Амор вопросительно поднял брови.
– Йоханнесбург это не то место, в котором можно рассчитывать на встречу с тобой. Ты ведь к совсем иным епархиям относишься? – уточнил Яспер.
Амор невесело усмехнулся и опустил голову. Загадочно пробормотал:
– Это точно.
Яспер подался вперед, казалось – еще немного, и он протянет руку, дотронется до него, проведет по плечу в легкой, ни к чему не обязывающей и при этом многозначительной ласке, словно пытаясь то ли успокоить, то ли подбодрить Амора; и он взял себя в руки, склонил голову, изучая его лицо.
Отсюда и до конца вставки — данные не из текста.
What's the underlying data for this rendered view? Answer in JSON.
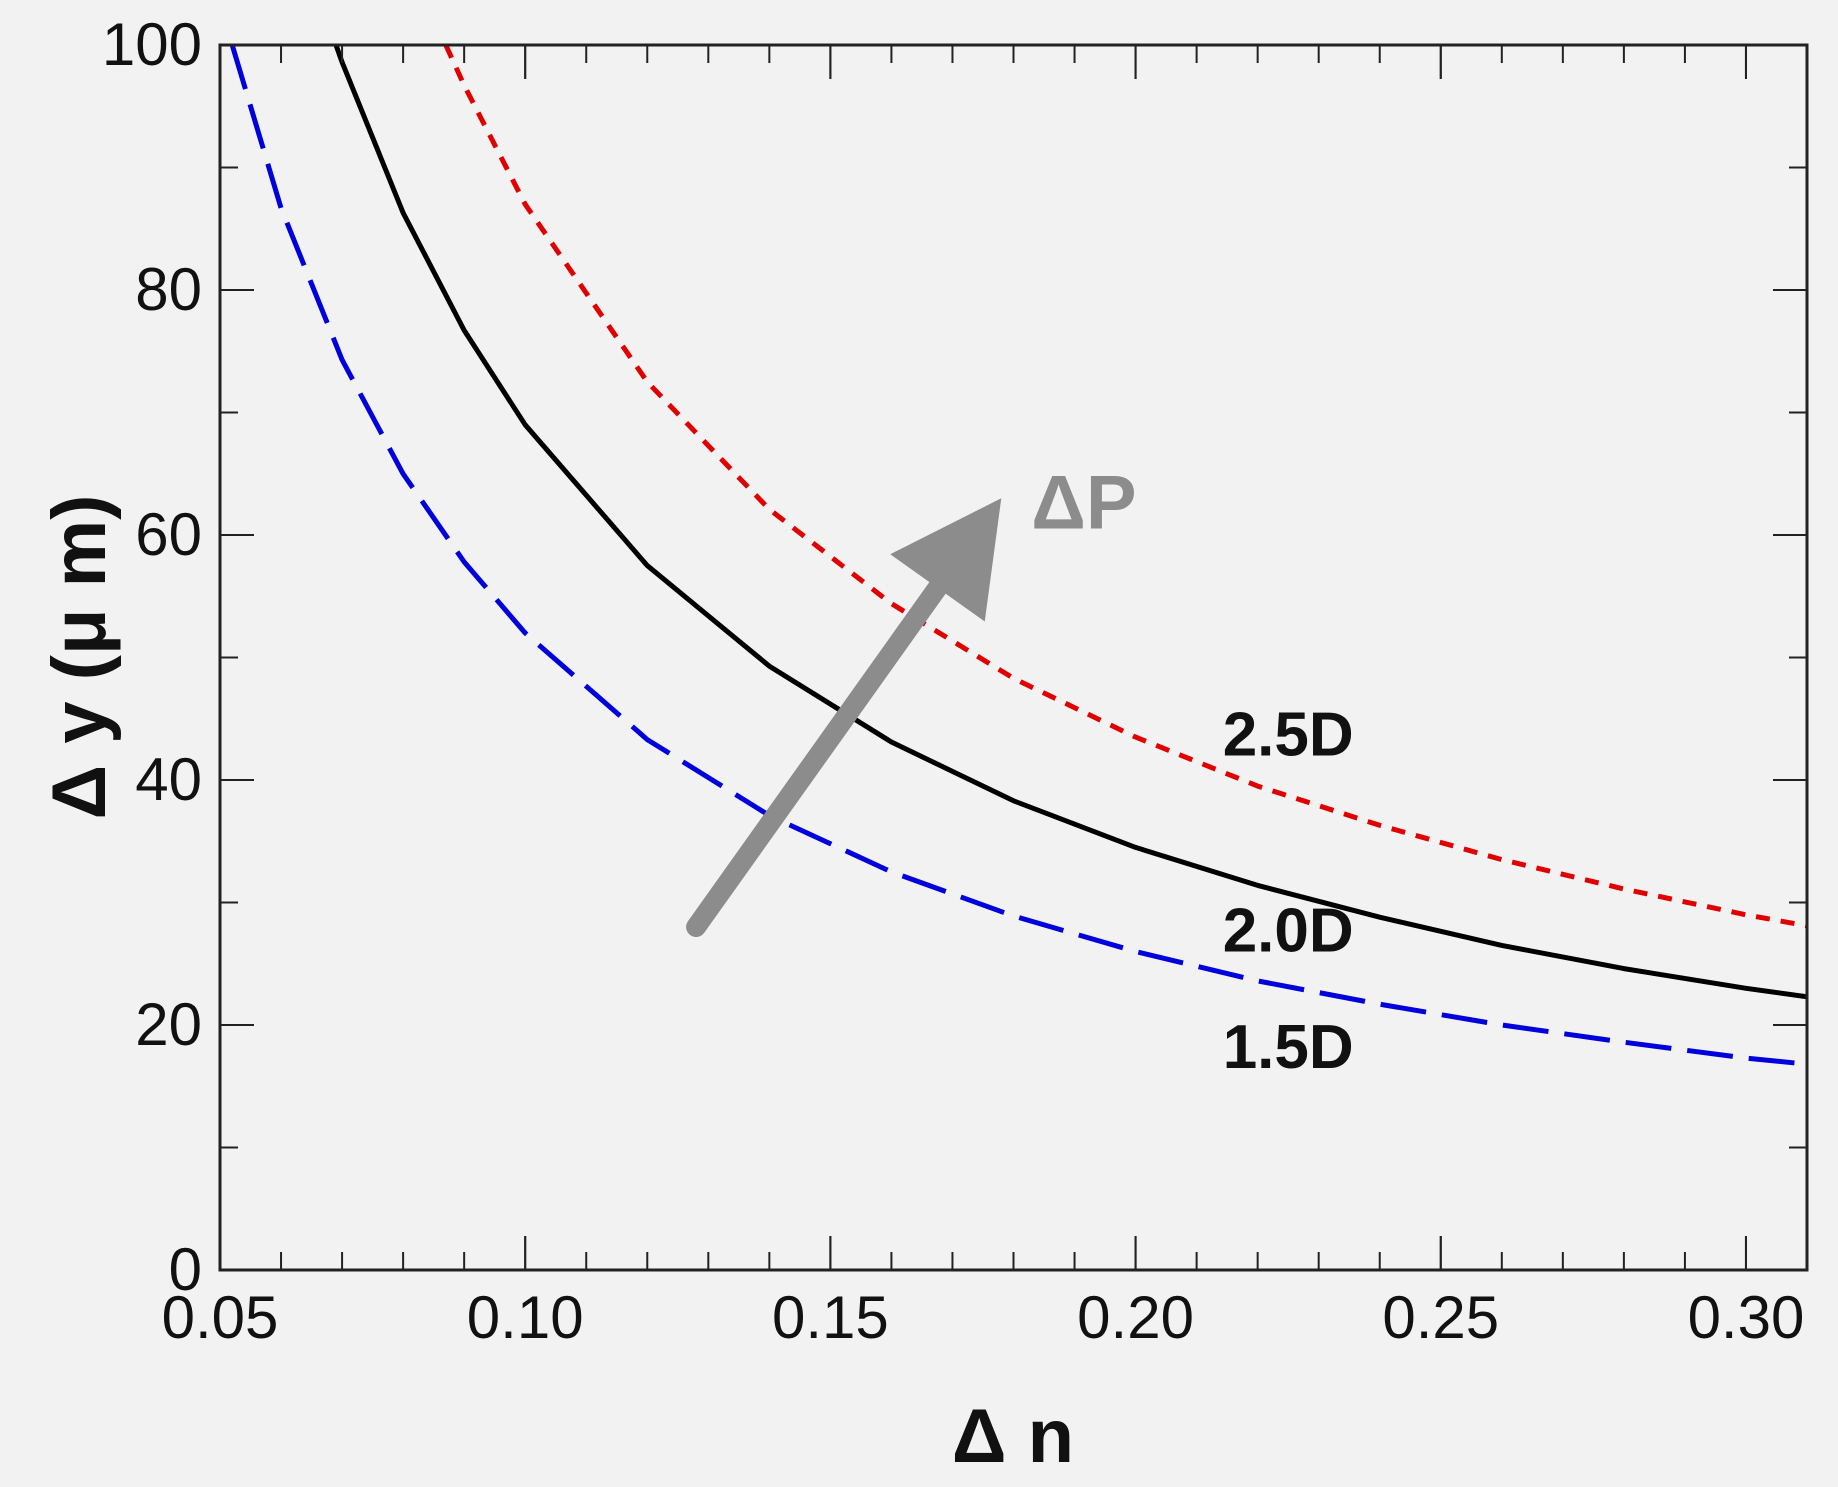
{
  "chart_data": {
    "type": "line",
    "xlabel": "Δ n",
    "ylabel": "Δ y (μ m)",
    "xlim": [
      0.05,
      0.31
    ],
    "ylim": [
      0,
      100
    ],
    "x_ticks": [
      "0.05",
      "0.10",
      "0.15",
      "0.20",
      "0.25",
      "0.30"
    ],
    "y_ticks": [
      "0",
      "20",
      "40",
      "60",
      "80",
      "100"
    ],
    "grid": false,
    "legend": "none",
    "series": [
      {
        "name": "1.5D",
        "color": "#0000dd",
        "style": "long-dash",
        "x": [
          0.052,
          0.06,
          0.07,
          0.08,
          0.09,
          0.1,
          0.12,
          0.14,
          0.16,
          0.18,
          0.2,
          0.22,
          0.24,
          0.26,
          0.28,
          0.3,
          0.31
        ],
        "y": [
          100,
          86.7,
          74.3,
          65.0,
          57.8,
          52.0,
          43.3,
          37.1,
          32.5,
          28.9,
          26.0,
          23.6,
          21.7,
          20.0,
          18.6,
          17.3,
          16.8
        ]
      },
      {
        "name": "2.0D",
        "color": "#000000",
        "style": "solid",
        "x": [
          0.069,
          0.07,
          0.08,
          0.09,
          0.1,
          0.12,
          0.14,
          0.16,
          0.18,
          0.2,
          0.22,
          0.24,
          0.26,
          0.28,
          0.3,
          0.31
        ],
        "y": [
          100,
          98.6,
          86.3,
          76.7,
          69.0,
          57.5,
          49.3,
          43.1,
          38.3,
          34.5,
          31.4,
          28.8,
          26.5,
          24.6,
          23.0,
          22.3
        ]
      },
      {
        "name": "2.5D",
        "color": "#e00000",
        "style": "short-dash",
        "x": [
          0.087,
          0.09,
          0.1,
          0.12,
          0.14,
          0.16,
          0.18,
          0.2,
          0.22,
          0.24,
          0.26,
          0.28,
          0.3,
          0.31
        ],
        "y": [
          100,
          96.7,
          87.0,
          72.5,
          62.1,
          54.4,
          48.3,
          43.5,
          39.5,
          36.3,
          33.5,
          31.1,
          29.0,
          28.1
        ]
      }
    ],
    "annotations": [
      {
        "text": "ΔP",
        "kind": "arrow",
        "color": "#8c8c8c",
        "from": {
          "x": 0.128,
          "y": 28
        },
        "to": {
          "x": 0.178,
          "y": 63
        }
      }
    ]
  }
}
Вроде привычное: все те же черты, разве что морщин больше и Амор осунулся, но глаза – знакомы десятилетия, темные, бархатные, внимательные, побуждающие к откровению, вселяющие уверенность: тебя слушают, тебе внимают, тобой интересуются, тобой, шкура ты такая, а не чем-то на тебе, погоны ли это, награды или шрамы. Губы – а Яспер был уверен, что и их изучил, ан нет; они были упрямо сжаты, кривились в неожиданно саркастичной улыбке, для Яспера неожиданной: он не видел Амора столько времени и, как оказывалось, вынужденно узнавал его заново. И у него была уйма времени и настроение – желание делать это.